Nor have I ever said to them: OK well, let’s just never do them ever again…
Instead we regress, work on something they can do. Build up. Try again.
But in the same way, I often get mums who can’t see what’s right in front of them:
Mum: I can’t sleep at night
Me: Have you tried reducing caffeine?
Mum: I feel fuzzy and unfocused.
Me: Do you drink enough water?
Mum: I can’t lose weight
Me: Talk to me about your Starbucks Grande Caramel Latte consumption…
Turns out there’s actually a name for these mental blind spots – Psychological Schotoma (see end for an everyday example!)
Psychological Schotoma
Definition: A ‘psychological schotoma’ is a blind spot in the way we view reality. It means there is information in our experience that is inconvenient for our ego, and so our ego responds by turning a ‘blind eye’ to it. In other words, we can’t see what’s right in front of us.
You know caffeine stops you sleeping well. You know that caramel lattes are hugely calorific, You know you don’t drink enough water. I know my training plan isn’t working for me.
But it’s an inconvenient truth. Because there is some type of conflict between our beliefs, opinions, and our behaviour. And our ego doesn’t like there to be any obvious inconsistency in our thinking So it responds to such a situation by using strategies such as psychological schotoma. So you just don’t see what’s in front of you.
Because if you see it, then you have to do something about it:
- Stop drinking caffeine.
- Choose a less calorific drink
- Part company with your coach and training partner.

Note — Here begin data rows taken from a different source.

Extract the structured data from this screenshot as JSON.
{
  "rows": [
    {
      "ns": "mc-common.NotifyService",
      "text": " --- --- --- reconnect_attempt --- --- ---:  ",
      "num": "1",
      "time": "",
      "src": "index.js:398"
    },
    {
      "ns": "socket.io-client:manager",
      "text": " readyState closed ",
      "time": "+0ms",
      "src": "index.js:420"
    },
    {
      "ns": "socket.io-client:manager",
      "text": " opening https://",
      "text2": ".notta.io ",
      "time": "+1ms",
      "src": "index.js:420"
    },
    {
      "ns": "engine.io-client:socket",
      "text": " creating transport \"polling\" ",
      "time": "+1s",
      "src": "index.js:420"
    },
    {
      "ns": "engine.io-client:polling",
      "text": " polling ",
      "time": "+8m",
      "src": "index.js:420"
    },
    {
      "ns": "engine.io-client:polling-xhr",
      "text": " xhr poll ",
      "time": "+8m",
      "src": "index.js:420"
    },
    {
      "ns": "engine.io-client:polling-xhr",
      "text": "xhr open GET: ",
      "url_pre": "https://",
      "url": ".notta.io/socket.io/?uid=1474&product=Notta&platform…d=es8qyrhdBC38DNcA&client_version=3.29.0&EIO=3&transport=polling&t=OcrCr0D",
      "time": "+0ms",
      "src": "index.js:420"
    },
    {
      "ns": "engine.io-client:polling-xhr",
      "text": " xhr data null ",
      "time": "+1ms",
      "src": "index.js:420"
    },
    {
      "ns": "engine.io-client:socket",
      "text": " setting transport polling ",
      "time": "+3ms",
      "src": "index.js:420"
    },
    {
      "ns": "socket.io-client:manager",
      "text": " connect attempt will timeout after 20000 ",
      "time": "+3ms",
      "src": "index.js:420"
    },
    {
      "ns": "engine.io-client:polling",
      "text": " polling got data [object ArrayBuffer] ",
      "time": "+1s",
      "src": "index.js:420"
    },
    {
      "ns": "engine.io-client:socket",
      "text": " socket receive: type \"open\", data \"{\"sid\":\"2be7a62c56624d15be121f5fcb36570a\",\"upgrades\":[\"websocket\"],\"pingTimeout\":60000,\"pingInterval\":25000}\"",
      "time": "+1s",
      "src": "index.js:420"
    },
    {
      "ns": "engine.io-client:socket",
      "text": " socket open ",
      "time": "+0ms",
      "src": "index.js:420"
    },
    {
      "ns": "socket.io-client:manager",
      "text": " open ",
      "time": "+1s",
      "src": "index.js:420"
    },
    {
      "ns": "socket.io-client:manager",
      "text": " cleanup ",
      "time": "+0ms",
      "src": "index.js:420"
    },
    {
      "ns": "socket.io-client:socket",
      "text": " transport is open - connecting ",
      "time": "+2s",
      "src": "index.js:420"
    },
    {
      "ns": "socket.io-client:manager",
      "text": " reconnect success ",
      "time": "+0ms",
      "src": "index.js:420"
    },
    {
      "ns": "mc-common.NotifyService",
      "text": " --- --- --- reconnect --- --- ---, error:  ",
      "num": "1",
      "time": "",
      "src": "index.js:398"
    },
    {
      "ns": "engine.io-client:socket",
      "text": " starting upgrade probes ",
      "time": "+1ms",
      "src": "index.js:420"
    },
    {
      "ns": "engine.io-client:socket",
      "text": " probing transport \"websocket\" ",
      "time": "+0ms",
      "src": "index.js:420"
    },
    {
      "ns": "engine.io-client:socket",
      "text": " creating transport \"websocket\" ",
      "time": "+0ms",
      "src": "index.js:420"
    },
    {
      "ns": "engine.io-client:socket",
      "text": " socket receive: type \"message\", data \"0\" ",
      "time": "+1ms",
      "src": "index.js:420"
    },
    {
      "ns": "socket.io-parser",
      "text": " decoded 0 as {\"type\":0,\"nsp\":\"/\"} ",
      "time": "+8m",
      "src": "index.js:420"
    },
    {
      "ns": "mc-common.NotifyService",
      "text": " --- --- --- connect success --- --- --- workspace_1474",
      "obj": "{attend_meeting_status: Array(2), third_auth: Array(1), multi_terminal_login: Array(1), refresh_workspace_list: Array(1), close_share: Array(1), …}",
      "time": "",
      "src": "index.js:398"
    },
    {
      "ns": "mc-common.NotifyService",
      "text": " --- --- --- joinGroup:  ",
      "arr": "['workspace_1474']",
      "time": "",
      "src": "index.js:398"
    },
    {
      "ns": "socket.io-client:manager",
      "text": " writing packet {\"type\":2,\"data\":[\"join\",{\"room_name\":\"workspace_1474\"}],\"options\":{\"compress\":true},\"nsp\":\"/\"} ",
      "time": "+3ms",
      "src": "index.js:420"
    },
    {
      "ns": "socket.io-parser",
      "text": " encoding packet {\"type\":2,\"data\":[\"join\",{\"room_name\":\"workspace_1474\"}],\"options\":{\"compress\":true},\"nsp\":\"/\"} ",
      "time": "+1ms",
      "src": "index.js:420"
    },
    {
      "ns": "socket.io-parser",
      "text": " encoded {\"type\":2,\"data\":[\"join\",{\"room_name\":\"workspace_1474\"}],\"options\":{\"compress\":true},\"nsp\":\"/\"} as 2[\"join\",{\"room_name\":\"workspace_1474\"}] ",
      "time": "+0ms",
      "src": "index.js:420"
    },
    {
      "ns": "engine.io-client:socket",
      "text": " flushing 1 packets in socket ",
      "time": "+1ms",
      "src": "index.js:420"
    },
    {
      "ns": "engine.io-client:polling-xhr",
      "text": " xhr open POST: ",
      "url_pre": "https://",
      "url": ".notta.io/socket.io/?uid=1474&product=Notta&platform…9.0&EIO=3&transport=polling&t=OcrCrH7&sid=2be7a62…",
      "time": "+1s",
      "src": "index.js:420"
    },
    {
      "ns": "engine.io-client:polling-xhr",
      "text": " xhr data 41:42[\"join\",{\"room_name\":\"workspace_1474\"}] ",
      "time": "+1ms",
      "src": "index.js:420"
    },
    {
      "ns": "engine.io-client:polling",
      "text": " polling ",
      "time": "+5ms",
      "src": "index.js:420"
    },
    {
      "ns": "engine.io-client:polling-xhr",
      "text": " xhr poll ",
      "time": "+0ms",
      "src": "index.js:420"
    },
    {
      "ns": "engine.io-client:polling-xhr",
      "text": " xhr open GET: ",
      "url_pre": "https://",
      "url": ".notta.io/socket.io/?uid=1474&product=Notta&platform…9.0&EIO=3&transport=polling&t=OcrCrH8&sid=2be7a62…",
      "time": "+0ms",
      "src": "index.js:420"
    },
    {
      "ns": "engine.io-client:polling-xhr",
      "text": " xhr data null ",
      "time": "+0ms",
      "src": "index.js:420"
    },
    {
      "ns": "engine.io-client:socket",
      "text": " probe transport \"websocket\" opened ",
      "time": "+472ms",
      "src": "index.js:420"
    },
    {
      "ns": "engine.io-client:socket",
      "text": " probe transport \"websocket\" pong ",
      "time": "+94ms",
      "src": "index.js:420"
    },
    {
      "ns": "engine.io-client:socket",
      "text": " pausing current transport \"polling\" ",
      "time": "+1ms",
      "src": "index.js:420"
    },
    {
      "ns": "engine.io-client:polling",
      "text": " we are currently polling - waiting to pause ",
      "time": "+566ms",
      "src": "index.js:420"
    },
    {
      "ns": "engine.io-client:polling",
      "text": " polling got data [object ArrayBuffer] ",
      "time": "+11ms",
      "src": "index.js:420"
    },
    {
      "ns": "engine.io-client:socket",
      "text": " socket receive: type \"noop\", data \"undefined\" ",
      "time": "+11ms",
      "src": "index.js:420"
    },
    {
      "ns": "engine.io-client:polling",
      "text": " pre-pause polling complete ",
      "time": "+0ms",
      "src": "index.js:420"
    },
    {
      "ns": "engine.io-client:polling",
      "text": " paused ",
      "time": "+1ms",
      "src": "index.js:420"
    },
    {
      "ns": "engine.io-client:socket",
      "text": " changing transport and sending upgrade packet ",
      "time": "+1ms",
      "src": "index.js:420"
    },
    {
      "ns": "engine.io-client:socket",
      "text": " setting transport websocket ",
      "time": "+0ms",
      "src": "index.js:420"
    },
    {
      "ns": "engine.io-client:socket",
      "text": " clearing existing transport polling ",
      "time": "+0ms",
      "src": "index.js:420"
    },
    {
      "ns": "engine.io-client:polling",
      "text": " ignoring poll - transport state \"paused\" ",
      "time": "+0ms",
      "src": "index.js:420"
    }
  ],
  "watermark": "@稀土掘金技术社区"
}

- Admit to yourself that 11 months later and you’re still not really over it. And you need to be focusing on boring rehab and prehab. Instead of the fun stuff. Instead of chasing big jumps.
But what’s the alternative? The alternative is being trapped in maladaptive behaviour. Or stagnation. Never reaching your objective or your potential.
So, I’ve learnt a very valuable and humbling lesson. And some new psychological terminology.
And I’m also wondering what other blind spots I’m carrying around with me. But how do you make yourself see them?
I admit I don’t have a complete answer to this (yet). But here are some thoughts:
- Listen to your gut. Don’t try to shut it down. If I’m honest, I’ve sensed since the beginning of October that this training plan is not “right” for me… But I didn’t want to listen, much less act. (Plus not following the plan conflicted with my identity of being an athlete and a jumper…)
- Listen to those around you. Especially if what they’re saying triggers you emotionally or makes you feel threatened. Often we tend to react by defending our position. Could this be because we’ve developed a blind spot?
- Is there a “thing” that you feel stuck on? Health, fitness, career? Ask yourself (as nicely as you can), is there something you’re afraid to know?
I’m interested to know: Do you think you have any blindspots??
End Note: Everyday example of schotoma
The easiest example of a schotoma is when you’re looking for something you’ve lost, like your keys. And irritatingly, your husband comes along and finds it in an instant. The reason isn’t that they’re better at looking (yes!). It’s that you’ve developed a schotoma: you’ve convinced yourself it’s missing / that you’ve already looked over there. It is an ego defence mechanism designed to help you prove yourself right.
I guess this also relates to why kids can never find their missing stuff! Schucks… No don’t anyone tell them that, deal?